Açıklanan 'ciddi endişeler'

Takip eden olaylar, Tahran'da siyasi tartışmaların halledildiğini gösteriyor. Bunlar, ABD tarafından Washington'daki planla ilgili suçlamalar, İran'ın insan hakları siciliyle ilgili olarak önemli BM raporu, İran'ın muhtemel nükleer silah programıyla ilgili "ciddi endişeler" ifade edilen UAEK raporu ve yeni yaptırımlar da dahil.

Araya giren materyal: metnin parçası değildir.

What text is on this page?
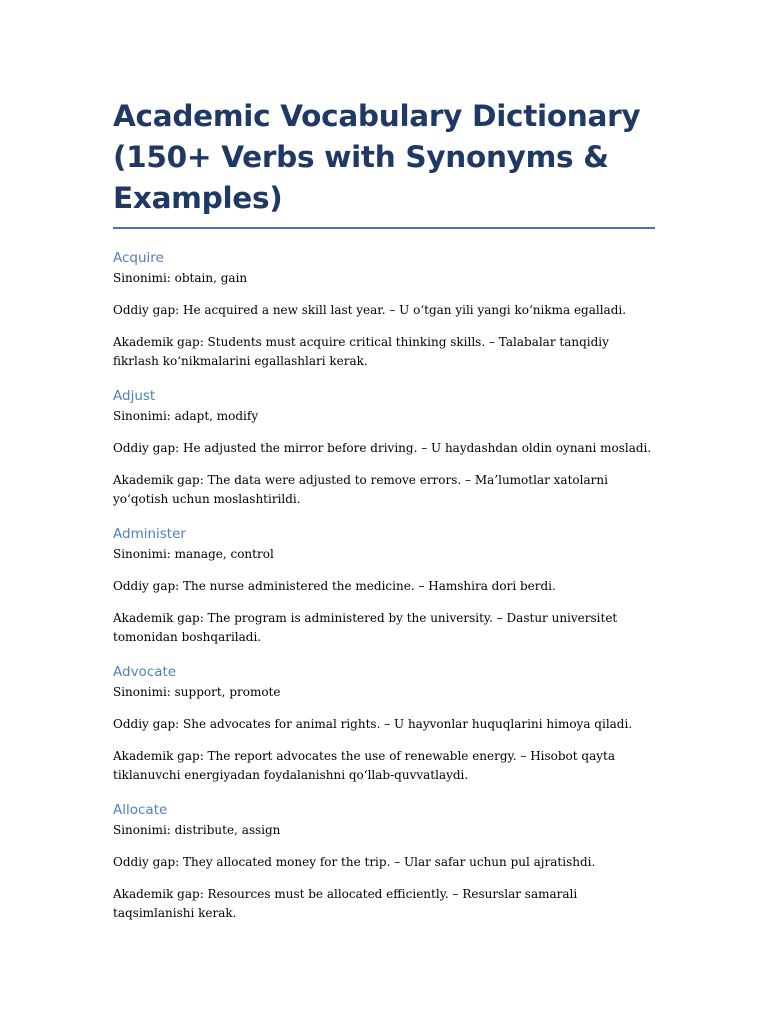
Academic Vocabulary Dictionary (150+ Verbs with Synonyms & Examples)
Acquire

Sinonimi: obtain, gain

Oddiy gap: He acquired a new skill last year. – U o‘tgan yili yangi ko‘nikma egalladi.

Akademik gap: Students must acquire critical thinking skills. – Talabalar tanqidiy fikrlash ko‘nikmalarini egallashlari kerak.

Adjust

Sinonimi: adapt, modify

Oddiy gap: He adjusted the mirror before driving. – U haydashdan oldin oynani mosladi.

Akademik gap: The data were adjusted to remove errors. – Ma’lumotlar xatolarni yo‘qotish uchun moslashtirildi.

Administer

Sinonimi: manage, control

Oddiy gap: The nurse administered the medicine. – Hamshira dori berdi.

Akademik gap: The program is administered by the university. – Dastur universitet tomonidan boshqariladi.

Advocate

Sinonimi: support, promote

Oddiy gap: She advocates for animal rights. – U hayvonlar huquqlarini himoya qiladi.

Akademik gap: The report advocates the use of renewable energy. – Hisobot qayta tiklanuvchi energiyadan foydalanishni qo‘llab-quvvatlaydi.

Allocate

Sinonimi: distribute, assign

Oddiy gap: They allocated money for the trip. – Ular safar uchun pul ajratishdi.

Akademik gap: Resources must be allocated efficiently. – Resurslar samarali taqsimlanishi kerak.
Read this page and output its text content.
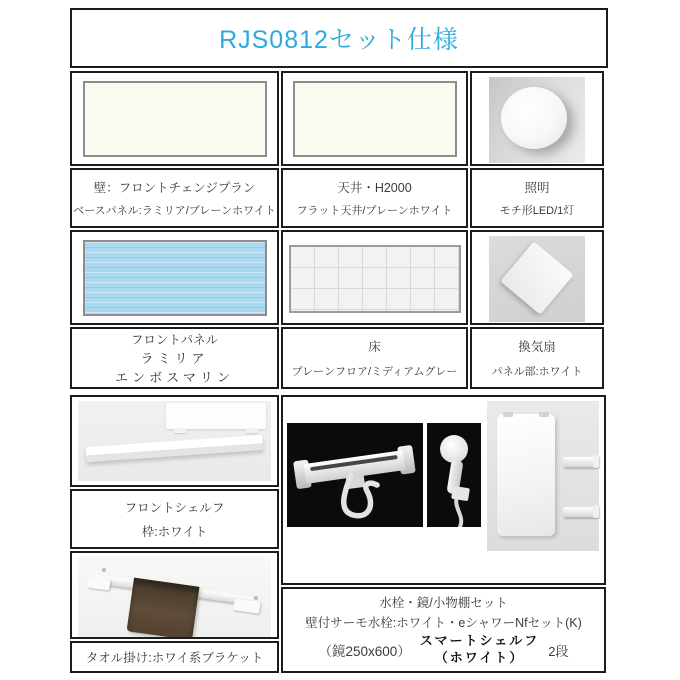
RJS0812セット仕様
壁：フロントチェンジプラン
ベースパネル:ラミリア/プレーンホワイト
天井・H2000
フラット天井/プレーンホワイト
照明
モチ形LED/1灯
フロントパネル
ラミリア
エンボスマリン
床
プレーンフロア/ミディアムグレー
換気扇
パネル部:ホワイト
フロントシェルフ
枠:ホワイト
タオル掛け:ホワイ系ブラケット
水栓・鏡/小物棚セット
壁付サーモ水栓:ホワイト・eシャワーNfセット(K)
（鏡250x600）
スマートシェルフ
（ホワイト）	2段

İran merkez bankasıyla petrolden kaynaklanan iş ilişkisi içine giren yabancı mali kurumlara yaptırım uygulanmasını öngören kanun tasarısı, ABD Senatosu'nda dikkate değer bir şekilde oy birliğiyle kabul edildi. Bu, İran'ın petrol satma kabiliyetini önemli ölçüde engelleyecek. Şimdiye kadar bu konuda gönülsüz olan Başkan Barack Obama, kanun tasarısına karşı çıktı ve bunun yerine, petrol fiyatlarında artışa yol açacağına karar verirse ABD idaresine yaptırımların uygulanması için altı ay veren daha hafif bir kanun değişikliğini imzaladı. İran, devletin gelirlerinin yarısını oluşturan petrol ihracatına zarar verecek yaptırımları savaş eylemi olarak yorumladı. İran bilim adamları ya da askeri tesislere yeni, esrarengiz saldırılar olursa bu gergin iklim çok daha sıcak hale gelir.

Obama yönetimindeki yetkililer, İran'ın zayıf ve tecrit edilmiş olduğunu düşünüyorlar. Bunlar, ülkenin bozuk ekonomisi, Avrupa'yla bozulan ilişkileri ve Arap Baharı'nın Orta Doğu'da kamuoyunu İran'a karşı çeviren etkisi üzerine odaklanıyorlar.

Ama İran’ın yöneticilerinin bakış açısı farklı. Onların gördükleri şudur: ABD ve Avrupa iktisaden zayıftır ve bunlar petrol fiyatlarının yükselmesine karşı son derece hassastır. Çin ve Rusya, İran konusunda ABD ve Avrupa’dan ayrı düştü. ABD apar topar Irak’tan ayrılıyor ve Afganistan’da savaşı bırakıyor. ABD’nin Pakistan’la ilişkileri bozuluyor.

İran’ın yöneticileri, yeni Orta Doğu’nun İran’dan ziyade ABD için daha büyük bir stratejik mesele olduğuna inanıyorlar. ABD için bölge, İslamcıların yükselişiyle laik diktatörlerin döneminde olduğundan daha az esnek olacak. Fas’tan Mısır’a kadar İslamcıların hükümetlerin kontrolünü ele geçirmeleriyle, diplomatik ve iktisadi bağlar tesis etmek için Tahran’a yeni fırsatlar doğacaktır.

Sonuç olarak, İran rejimi nükleer silah konusunda geri dönüşü olmayan bir noktaya gelinceye kadar nükleer faaliyetleriyle ilgili uluslararası baskılara göğüs gerebileceğini düşünüyor.

 ABD’nin politikaları İran’ı bu saldırgan tutumdan vazgeçirmek yerine onu buna teşvik ediyor ve tehlikeli bir askeri kapışmayı daha muhtemel hale getiriyor. İran’la başa çıkmak için kolay seçenekler yoktur ama başarısız bir stratejide ısrar etmek de iyi bir yol değildir.